A família da dona de casa Maria Marta Bezerra da Silva, 66, doente terminal que ficou dez dias internada no Hospital do Servidor Público Estadual de São Paulo, relata episódios de descaso e negligência com a paciente na unidade, administrada pelo Iamspe (Instituto de Assistência Médica ao Servidor Público Estadual), do governo Tarcísio de Freitas (Republicanos).
Salete Moura da Silva, 45, filha da paciente, conta que a mãe era deixada muitas horas em uma mesma posição, sem ninguém que a movesse, além de ficar com a mesma fralda e sem outros cuidados de higiene por longos períodos.
Maria Marta descobriu um câncer de endométrio em 2022. Realizou consultas, quimioterapia, radioterapia e cirurgia no Hospital do Servidor. Três anos depois, recebeu o diagnóstico de metástase linfática e reiniciou o tratamento. A doença, porém, não parou de avançar. No último dia 9 de junho, durante uma sessão de quimioterapia, a paciente sofreu um AVC (acidente vascular cerebral).
“Ela perdeu a força da mão, os movimentos de um lado do corpo, a boca entortou. Minha mãe não falava”, diz. A filha conta que a mãe então foi levada para a emergência do pronto-socorro e que um novo AVC ocorreu naquela madrugada. “Ela ficou no setor por mais de 48 horas”, afirma Salete, que é enfermeira.
No dia 11, a paciente transferida para a enfermaria do pronto-socorro. De acordo com Salete, o médico avaliou que, como o quadro de saúde se mantinha estável, a paciente não precisaria de cuidados intensivos.
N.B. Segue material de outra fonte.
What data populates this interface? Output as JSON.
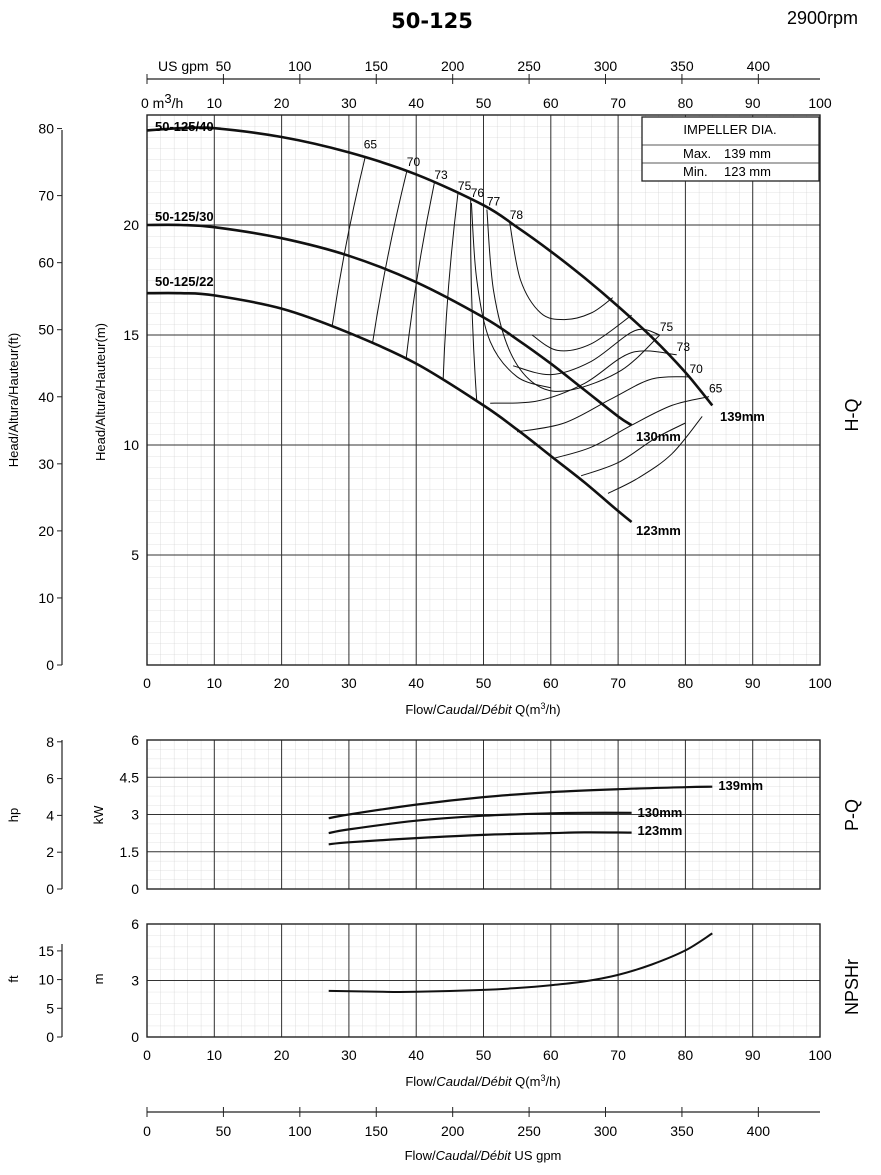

A filha diz que era difícil encontrar alguém da equipe de enfermagem. “Eu acho que tinha pouco funcionário. As pessoas ficam sobrecarregadas ou simplesmente não dão atenção ao parente que vai procurá-las. Tentei falar com uma enfermeira e ela só disse que o médico iria passar. Eu falei ‘poxa, minha mãe não foi virada e está na mesma posição'”, relata. Ela então foi transferida para a enfermaria da neurologia.
A demora para mudar a posição da paciente lhe causou uma escara, diz Salete. Em uma das ocasiões, Maria Marta chegou a esperar quase 24 horas por atendimento. Também houve demora para dar medicação contra dor.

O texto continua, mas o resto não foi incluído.